Startups are hard. Really hard. But its worth it. The famous 90 percent of startups that fail is hard to believe. And it sounds horrible. But it’s the bitter truth.
Statistically, most startups fail miserably not because of the product or lack of passion but because there is no market need for their products.
You should be able to answer these business questions if you are serious about starting a business today!
1. What problem are you solving?
Inventors usually understand this one pretty easy: does human kind have a problem with hand washing dishes? Is this stated and commonly known? Then your automatic dishwasher idea of a product already has its customers.
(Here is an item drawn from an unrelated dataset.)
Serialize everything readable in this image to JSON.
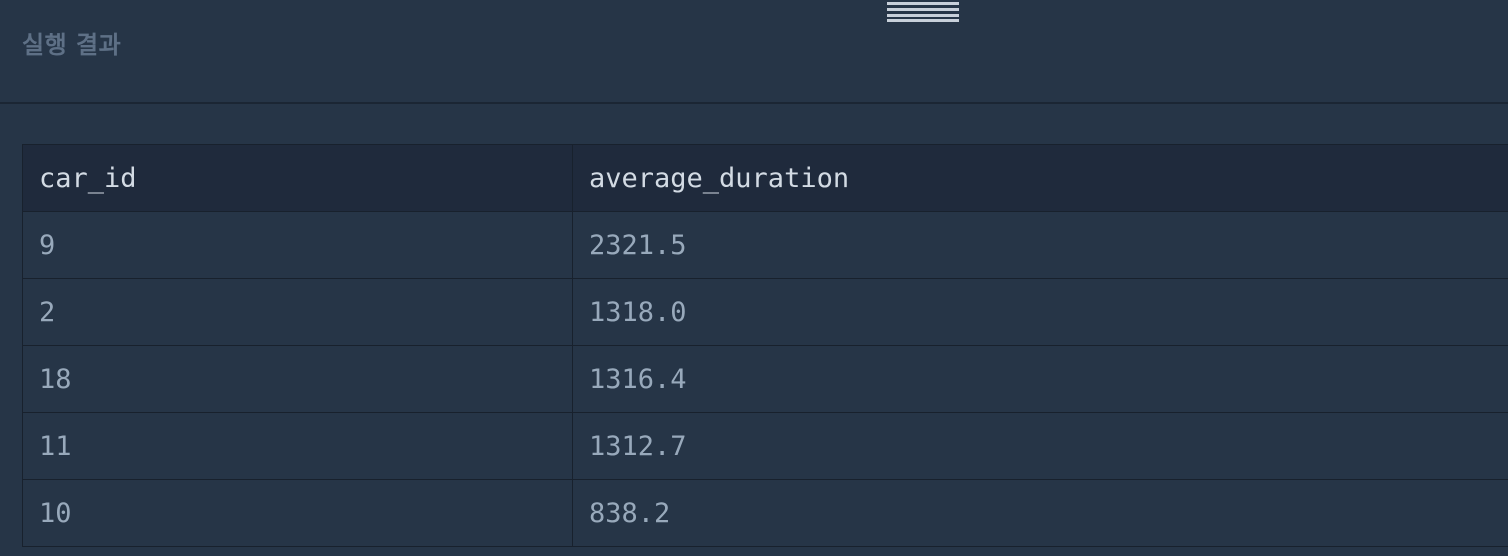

You can’t have a business without customers or users. Even if they are not paying you right from the beginning but are interested in using your product or service, then you have a reason to give it all you’ve got (both time and resources).
2. Do prospective customers perceive this problem as important? And how many people think it’s a problem?
Since everybody is washing dishes by hand and everybody is complaining then it means you have a global problem. If everybody complains constantly about this and the complaints become bigger and louder, then this means that the problem that you have found is important.
Every product needs a growing market to success. If you want to be in business for as long as possible, don’t invest in a nice-to-have product, create a must-have-product. That’s the only way to build a successful business. Will your product still be relevant in the next ten years? How many people will still have the same problem in the next decade?
3. How well do you understand your customers’ problem? Do your product features solve this problem?
Let’s go back to the washing machine again. Are you sure you understood correctly the complaints? Aren’t people complaining about the water that wrinkles their hands every day? Or are they complaining about the fact that they have to wash dishes everyday?
How about the detergent that harms their skin? Take a good look and see if your product solves every problem they stated. If not, can you adapt your product so that it does?
Related: 77 Most Important Questions and Answers on Starting a Business
4. If you’re selling to businesses, who in the company has a problem that your product can solve?
Let’s leave the washing machine for now and concentrate on something more contemporary. Say you are producing industrial sheets of white paper and you want to have a business-to-business selling channel.
Who do you contact in a company that is selling notebooks? The Acquisitions Manager, because you can offer him a financial solution to his raw-material issue, that will improve the financial outcome of the entire company.
My point is: identify and address your product to the person who has the problem, instead of his boss or subordinate, who don’t see a problem there.
5. How many customers do you need in order to be profitable?
This is a simple calculation you must make in order to find out when you will start to sell products and actually win money from their selling; it will also help you a lot in your investor pitch.
These are other equally important questions you should be able to answer as an aspiring entrepreneur.
6. Will you personally use you product?
7. Can you find 10+ people who are willing to pay for it now?
8. What do you love to do? How different is it from your idea?
9. How painful is the problem you intend to solve?
10. What is your revenue model and how realistic is it?
11. How well can the founders execute?
12. Can the founders identify what they need to do, beyond the obvious?
12. How does the customer addresses the problem today?
14. What is the recent trends that make your solution possible?
15. what is the simplest version of this idea?
16. How fast can you take the idea to market?
16. How soon can you build version one?
17. What makes your product different?
18. How much money is needed to build your first prototype?
19. Customers will only buy a simple product. Can you explain your product in one sentence?
20. Do you have any advantage over the competition?
21. Are you passionate enough about the idea to dedicate all your time for the next 1-2 years to it?
22. How easily can your get access to 2-3 high profile people who can advise you on how to succeed in that target market?
23. Can you convince 1-2 great people to work with you right now?
24. How soon can the you scale it?
25. How will it make the world a better place?
26. In what way is it creative, innovative and unique?
27. What opportunities and risks do you face?
28. What is the picture on patents?
29. What long-term goals have you set?
30. How is the industry developing (market growth)?
31. What are the key success factors?
32. Why should someone give you money?
33. How will your business survive and grow in the next decade?
You should always keep in mind that by answering these business questions, you are in fact finding various indicators that will help you outline your business model.
You will also have in clear sight the big picture and that will keep you on the correct path when you start overflowing with joy or disintegrate in sorrow.